For the coming few heady days we will live in the clouds of first, Christmas, then New Year. These two events always bring hope, until the clouds dissipate. That hope of brotherly love all around and world peace remains, alas, ever a forlorn dream despite all the high-sounding messages that resonate when the bells toll. On a more mundane level, we have already had a sample of that phenomenon with the immediate calling off of the Alliance of Modernity and Unity after the poll results came in, showing that it was anything but united, let alone brotherly.
At the global level, there was a supreme irony that played out horribly a few days ago, with the massacre of 142 schoolchildren in a savage attack which the Taliban claimed as a revenge one, in an army school in Peshawar, Pakistan. This took place against the backdrop of the Nobel Peace Prize being awarded some days previously to another victim of the Taliban who survived, schoolgirl Yousufzai Malala.
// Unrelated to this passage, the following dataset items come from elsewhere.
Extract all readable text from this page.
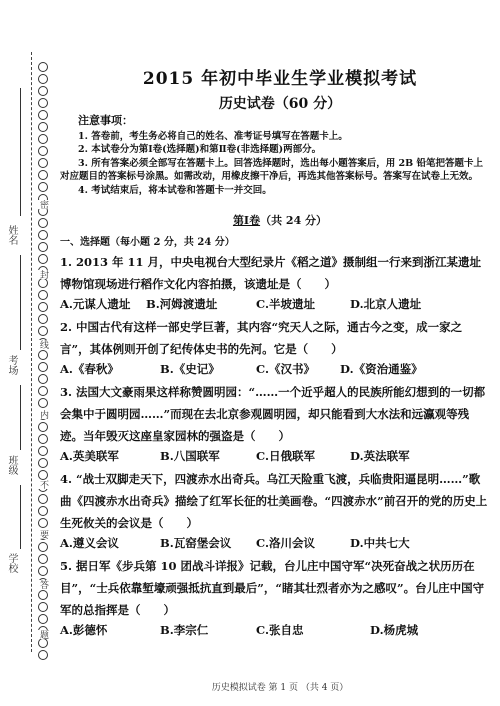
姓名
考场
班级
学校
密
封
线
内
不
要
答
题
2015 年初中毕业生学业模拟考试
历史试卷（60 分）
注意事项：

1. 答卷前，考生务必将自己的姓名、准考证号填写在答题卡上。

2. 本试卷分为第Ⅰ卷(选择题)和第Ⅱ卷(非选择题)两部分。

3. 所有答案必须全部写在答题卡上。回答选择题时，选出每小题答案后，用 2B 铅笔把答题卡上对应题目的答案标号涂黑。如需改动，用橡皮擦干净后，再选其他答案标号。答案写在试卷上无效。

4. 考试结束后，将本试卷和答题卡一并交回。

第Ⅰ卷（共 24 分）
一、选择题（每小题 2 分，共 24 分）
1. 2013 年 11 月，中央电视台大型纪录片《稻之道》摄制组一行来到浙江某遗址博物馆现场进行稻作文化内容拍摄，该遗址是（　　）
A.元谋人遗址 B.河姆渡遗址	C.半坡遗址	D.北京人遗址
2. 中国古代有这样一部史学巨著，其内容“究天人之际，通古今之变，成一家之言”，其体例则开创了纪传体史书的先河。它是（　　）
A.《春秋》	B.《史记》	C.《汉书》 D.《资治通鉴》
3. 法国大文豪雨果这样称赞圆明园：“……一个近乎超人的民族所能幻想到的一切都会集中于圆明园……”而现在去北京参观圆明园，却只能看到大水法和远瀛观等残迹。当年毁灭这座皇家园林的强盗是（　　）
A.英美联军	B.八国联军	C.日俄联军	D.英法联军
4. “战士双脚走天下，四渡赤水出奇兵。乌江天险重飞渡，兵临贵阳逼昆明……”歌曲《四渡赤水出奇兵》描绘了红军长征的壮美画卷。“四渡赤水”前召开的党的历史上生死攸关的会议是（　　）
A.遵义会议	B.瓦窑堡会议 C.洛川会议	D.中共七大
5. 据日军《步兵第 10 团战斗详报》记载，台儿庄中国守军“决死奋战之状历历在目”，“士兵依靠堑壕顽强抵抗直到最后”，“睹其壮烈者亦为之感叹”。台儿庄中国守军的总指挥是（　　）
A.彭德怀	B.李宗仁	C.张自忠	D.杨虎城
历史模拟试卷 第 1 页 （共 4 页）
She becomes the youngest ever recipient of a Nobel Prize, and she shared it with Indian activist Kailash Satyarthi who has been tirelessly working for children’s rights and welfare.
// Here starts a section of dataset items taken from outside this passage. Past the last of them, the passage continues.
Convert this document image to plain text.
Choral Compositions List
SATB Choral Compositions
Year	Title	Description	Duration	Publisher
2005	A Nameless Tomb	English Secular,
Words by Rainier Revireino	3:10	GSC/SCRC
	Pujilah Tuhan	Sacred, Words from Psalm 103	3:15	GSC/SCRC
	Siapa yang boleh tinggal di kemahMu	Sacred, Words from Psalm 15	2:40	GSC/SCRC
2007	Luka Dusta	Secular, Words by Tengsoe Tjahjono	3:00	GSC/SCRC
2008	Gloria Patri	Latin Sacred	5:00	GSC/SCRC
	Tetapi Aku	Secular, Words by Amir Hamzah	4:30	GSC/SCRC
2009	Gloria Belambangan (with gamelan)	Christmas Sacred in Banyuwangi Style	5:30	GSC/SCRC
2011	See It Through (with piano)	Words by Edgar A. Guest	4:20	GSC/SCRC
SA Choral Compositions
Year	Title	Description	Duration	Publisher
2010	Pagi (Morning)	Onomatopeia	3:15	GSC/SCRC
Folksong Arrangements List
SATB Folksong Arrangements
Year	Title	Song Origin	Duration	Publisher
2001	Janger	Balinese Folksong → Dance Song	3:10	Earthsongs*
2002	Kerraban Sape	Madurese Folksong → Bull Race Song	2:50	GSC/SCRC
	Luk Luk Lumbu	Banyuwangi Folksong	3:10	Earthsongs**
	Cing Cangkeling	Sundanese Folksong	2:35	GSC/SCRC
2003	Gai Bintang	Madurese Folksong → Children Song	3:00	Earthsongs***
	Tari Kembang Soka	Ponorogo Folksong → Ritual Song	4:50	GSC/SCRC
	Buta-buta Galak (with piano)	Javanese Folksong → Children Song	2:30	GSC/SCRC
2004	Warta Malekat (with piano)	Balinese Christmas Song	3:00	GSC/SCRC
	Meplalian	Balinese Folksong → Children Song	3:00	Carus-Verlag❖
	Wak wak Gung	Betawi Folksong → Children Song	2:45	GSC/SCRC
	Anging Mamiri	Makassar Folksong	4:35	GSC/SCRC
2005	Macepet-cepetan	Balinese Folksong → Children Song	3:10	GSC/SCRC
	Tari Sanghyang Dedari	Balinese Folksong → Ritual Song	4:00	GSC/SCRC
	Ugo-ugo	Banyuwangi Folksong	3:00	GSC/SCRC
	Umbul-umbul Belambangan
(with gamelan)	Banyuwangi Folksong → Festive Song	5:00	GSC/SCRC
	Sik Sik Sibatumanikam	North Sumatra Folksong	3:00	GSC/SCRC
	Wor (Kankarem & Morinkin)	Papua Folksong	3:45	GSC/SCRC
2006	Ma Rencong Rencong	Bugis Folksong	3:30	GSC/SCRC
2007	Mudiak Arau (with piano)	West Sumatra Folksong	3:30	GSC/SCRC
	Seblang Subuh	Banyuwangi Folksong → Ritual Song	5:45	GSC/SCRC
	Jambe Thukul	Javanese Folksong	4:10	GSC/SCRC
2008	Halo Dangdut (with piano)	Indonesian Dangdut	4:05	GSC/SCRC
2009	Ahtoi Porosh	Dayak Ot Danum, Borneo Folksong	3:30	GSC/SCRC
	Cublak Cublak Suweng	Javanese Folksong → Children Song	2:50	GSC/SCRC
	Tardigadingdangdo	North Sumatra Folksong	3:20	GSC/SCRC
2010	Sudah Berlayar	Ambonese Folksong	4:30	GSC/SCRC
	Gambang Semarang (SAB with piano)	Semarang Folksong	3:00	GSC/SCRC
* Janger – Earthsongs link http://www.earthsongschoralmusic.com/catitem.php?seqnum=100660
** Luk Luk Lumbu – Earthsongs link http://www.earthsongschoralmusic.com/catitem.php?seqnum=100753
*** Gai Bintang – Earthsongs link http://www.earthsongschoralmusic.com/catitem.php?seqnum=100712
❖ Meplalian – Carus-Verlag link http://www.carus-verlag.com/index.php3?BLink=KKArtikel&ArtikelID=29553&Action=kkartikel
To come back to the Christmas season, it is a fact that many Christians – those who remain after the others that have been killed or fled whenever possible, that is – in the Middle East, from Syria to Iraq, will celebrate their sacred day in an atmosphere of hostility. The persecution of Christians in the so-called holy land has become an issue in the Christian community, but is this the wheel of time turning one may ask, when missionaries went after indigenous people from the time of the Spanish conquistador Cortes to proselytize in South America? ‘So-called’ because of the irony of the ongoing conflictual tension that prevails there despite innumerable attempts at bringing about peace.
Be that as it may, with all the information that is available online nowadays through articles, posts, blogs, twitters, comments in the various media, print as well as social media, for many years now criticisms of Christian doctrine and practices, of the Vatican and even of the popes has been coming from within the Christian community itself. This is in line with the western tradition of putting into question all sacred cows with the rise of science.
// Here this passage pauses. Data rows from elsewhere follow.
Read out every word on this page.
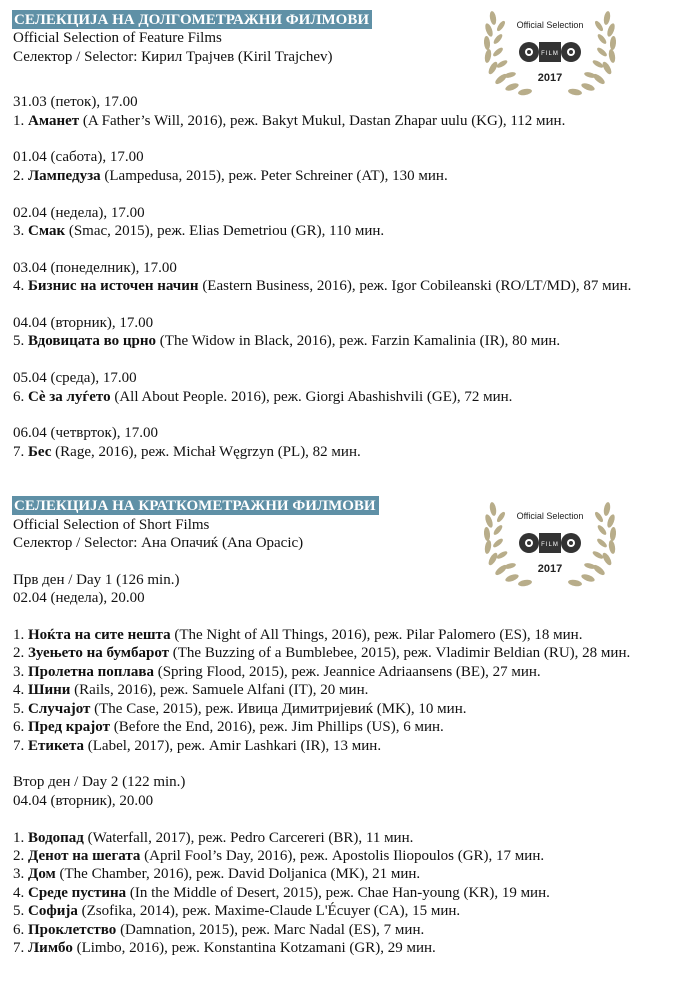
Official Selection
FILM
2017
Official Selection
FILM
2017
СЕЛЕКЦИЈА НА ДОЛГОМЕТРАЖНИ ФИЛМОВИ
Official Selection of Feature Films
Селектор / Selector: Кирил Трајчев (Kiril Trajchev)
31.03 (петок), 17.00
1. Аманет (A Father’s Will, 2016), реж. Bakyt Mukul, Dastan Zhapar uulu (KG), 112 мин.
01.04 (сабота), 17.00
2. Лампедуза (Lampedusa, 2015), реж. Peter Schreiner (AT), 130 мин.
02.04 (недела), 17.00
3. Смак (Smac, 2015), реж. Elias Demetriou (GR), 110 мин.
03.04 (понеделник), 17.00
4. Бизнис на источен начин (Eastern Business, 2016), реж. Igor Cobileanski (RO/LT/MD), 87 мин.
04.04 (вторник), 17.00
5. Вдовицата во црно (The Widow in Black, 2016), реж. Farzin Kamalinia (IR), 80 мин.
05.04 (среда), 17.00
6. Сè за луѓето (All About People. 2016), реж. Giorgi Abashishvili (GE), 72 мин.
06.04 (четврток), 17.00
7. Бес (Rage, 2016), реж. Michał Węgrzyn (PL), 82 мин.
СЕЛЕКЦИЈА НА КРАТКОМЕТРАЖНИ ФИЛМОВИ
Official Selection of Short Films
Селектор / Selector: Ана Опачиќ (Ana Opacic)
Прв ден / Day 1 (126 min.)
02.04 (недела), 20.00
1. Ноќта на сите нешта (The Night of All Things, 2016), реж. Pilar Palomero (ES), 18 мин.
2. Зуењето на бумбарот (The Buzzing of a Bumblebee, 2015), реж. Vladimir Beldian (RU), 28 мин.
3. Пролетна поплава (Spring Flood, 2015), реж. Jeannice Adriaansens (BE), 27 мин.
4. Шини (Rails, 2016), реж. Samuele Alfani (IT), 20 мин.
5. Случајот (The Case, 2015), реж. Ивица Димитријевиќ (MK), 10 мин.
6. Пред крајот (Before the End, 2016), реж. Jim Phillips (US), 6 мин.
7. Етикета (Label, 2017), реж. Amir Lashkari (IR), 13 мин.
Втор ден / Day 2 (122 min.)
04.04 (вторник), 20.00
1. Водопад (Waterfall, 2017), реж. Pedro Carcereri (BR), 11 мин.
2. Денот на шегата (April Fool’s Day, 2016), реж. Apostolis Iliopoulos (GR), 17 мин.
3. Дом (The Chamber, 2016), реж. David Doljanica (MK), 21 мин.
4. Среде пустина (In the Middle of Desert, 2015), реж. Chae Han-young (KR), 19 мин.
5. Софија (Zsofika, 2014), реж. Maxime-Claude L'Écuyer (CA), 15 мин.
6. Проклетство (Damnation, 2015), реж. Marc Nadal (ES), 7 мин.
7. Лимбо (Limbo, 2016), реж. Konstantina Kotzamani (GR), 29 мин.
It is not surprising that this has led to its logical end with atheism spreading significantly in leading countries of the West such as France, England and America. In fact, the movement has even been graced with a name: ‘Atheology’, if we are to go by a book written by one of its votaries, the French philosopher Michel Onfray, that goes by the same name. It is also a fact that attendance at Sunday masses has long been dwindling in several countries in Europe, with the result that many churches in the UK, for example, have been converted into pubs or used for other purposes.
Late Christopher Hitchens, Sam Harris and Richard Dawkins have taken on the religious establishment with powerful arguments that have it reeling. Of course it fights back and will not admit defeat, but what is happening generally cannot belie the trend among many people who prefer to seek solace more in spirituality than in organised religion.
In fact, though, Christmas only later became a religious festival, with the invention of Santa Claus in the Nordic climes. Where else could Santa be ‘riding through the snow in a white-horse open sleigh’ at this time of the year? Some have decried that what began as a pagan festival has been transformed into a celebration associated with Christ, which the magazine The Truth published by a Christian sect gave an interesting account of in one of its issues some time back. For that matter, it will be recalled that around the time of the ‘advent’ of the second millennium, a lot of heat was generated around the actual birth date of Jesus Christ.
In an article in the ‘Times of India’ titled ‘We Need To Rewrite The Christmas Story’, the author Janina Gomes has this to say: ‘Originally, Christmas was a quiet family feast, when people came home from far and near, just to be with the family and to eat together, sharing not just food but also so many memories and experiences… Today, many people are lonely at Christmas because they have no one to celebrate the feast with. For some, it has become simply a ritual of going to church in one’s best clothes and finery, and a few handshakes at the end of the service.’
This is only too true of many festivals that have become excessively commercialised, a kind of social tsunami that is beyond anyone’s individual capacity to roll back. Whether this is even desired is questionable.
What with the recent terrorist incident in Australia and the fuelling of more terrorism emanating from specific sources in the Middle East, we may consider ourselves lucky in this island to be far away from these zones of active conflict, although it is said that terror is now a global phenomenon. Given our vulnerability, we have to be very careful about who we choose to engage with politically and diplomatically. Only economic interests cannot be the determining factor.
Despite all these controversies and issues though, let us all enjoy these few days since like several other of our festivals, Christmas is a national celebration. And so Merry Christmas to all.